И бедные негры тотчас же принимались прыгать и плясать.
Некоторое время рана Таманго не позволяла ему выходить наверх. Наконец он появился на палубе; гордо подняв голову среди боязливой толпы невольников, он прежде всего бросил грустный, но спокойный взгляд на огромное водное пространство, расстилавшееся вокруг корабля, затем лег, или, вернее, повалился, на доски палубы, даже не расположив поудобнее свои цепи. Леду, сидя на юте, спокойно курил свою трубку. Возле него Айше, без оков, одетая в нарядное платье из голубого ситца, обутая в красивые сафьяновые туфли, держала в руках поднос с бутылками, чтобы по первому приказанию капитана налить ему вина. Очевидно, она исполняла при нем почетные обязанности. Один из негров, ненавидевший Таманго, знаком показал ему в ту сторону. Таманго повернул голову, заметил Айше, вскрикнул и, стремительно вскочив, побежал к юту, прежде чем сторожившие невольников матросы успели помешать такому неслыханному нарушению корабельной дисциплины.
— Айше! — воскликнул он грозным голосом, и Айше испустила крик ужаса. — Ты думаешь, в стране белых нет Мама-Джумбо?
Матросы уже бежали к нему с поднятыми палками, но Таманго, скрестив руки, словно безразличный ко всему, спокойно вернулся на свое место, а Айше залилась слезами и, казалось, окаменела от этих таинственных слов.

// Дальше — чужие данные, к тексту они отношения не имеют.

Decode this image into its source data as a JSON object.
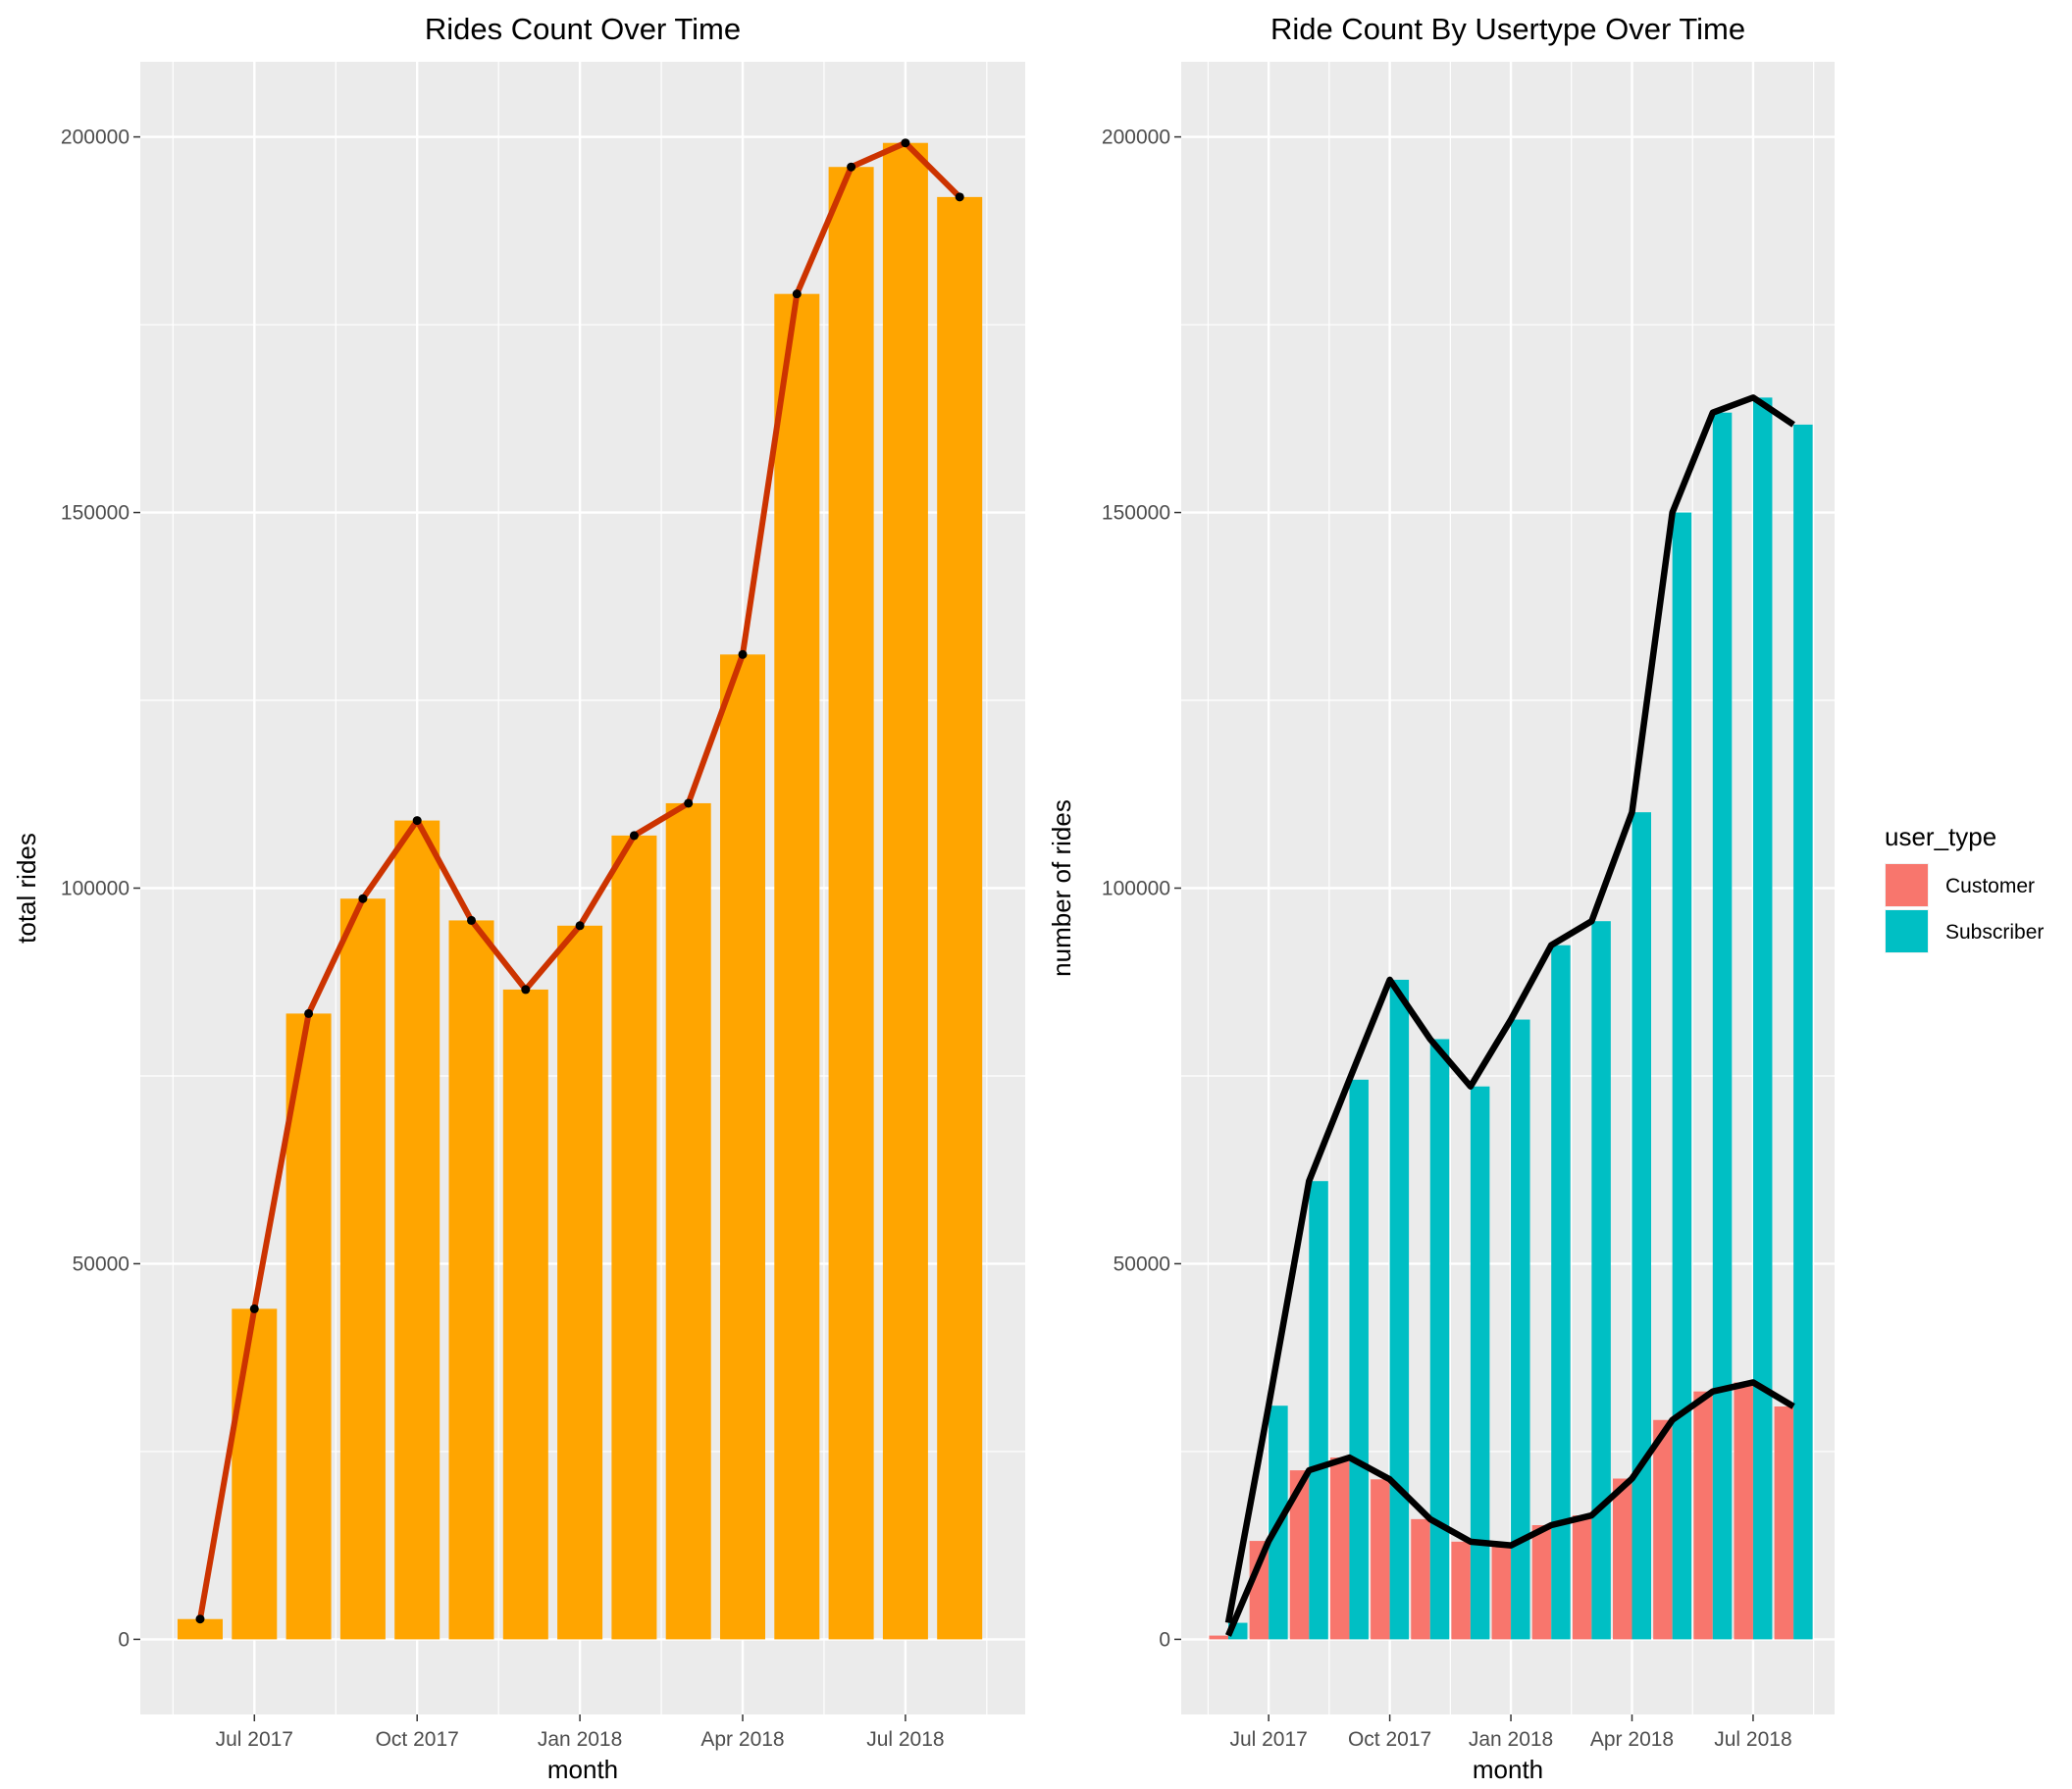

Переводчик объяснил, кто этот страшный Мама-Джумбо, одно имя которого внушало такой ужас.
— Это пугало негров, — сказал он. — Когда муж боится, чтобы его жена не сделала того, что делают многие жены как во Франции, так и в Африке, он угрожает ей Мама-Джумбо. Я собственными глазами видел этого Мама-Джумбо и понял, в чем тут хитрость, но чернокожие… они ведь такие простодушные, ничего не понимают. Представьте себе, однажды вечером, когда женщины развлекались танцами — устраивали фольгар , как они это называют на своем языке, — вдруг из небольшой рощи, очень густой и темной, доносится странная музыка. Кто играет, не видно, все музыканты спрятаны за деревьями. Тростниковые флейты, деревянные тамбурины — балафо и гитары, сделанные из выдолбленных половинок тыквы, — получается такая музыка, что под нее можно хоронить самого дьявола.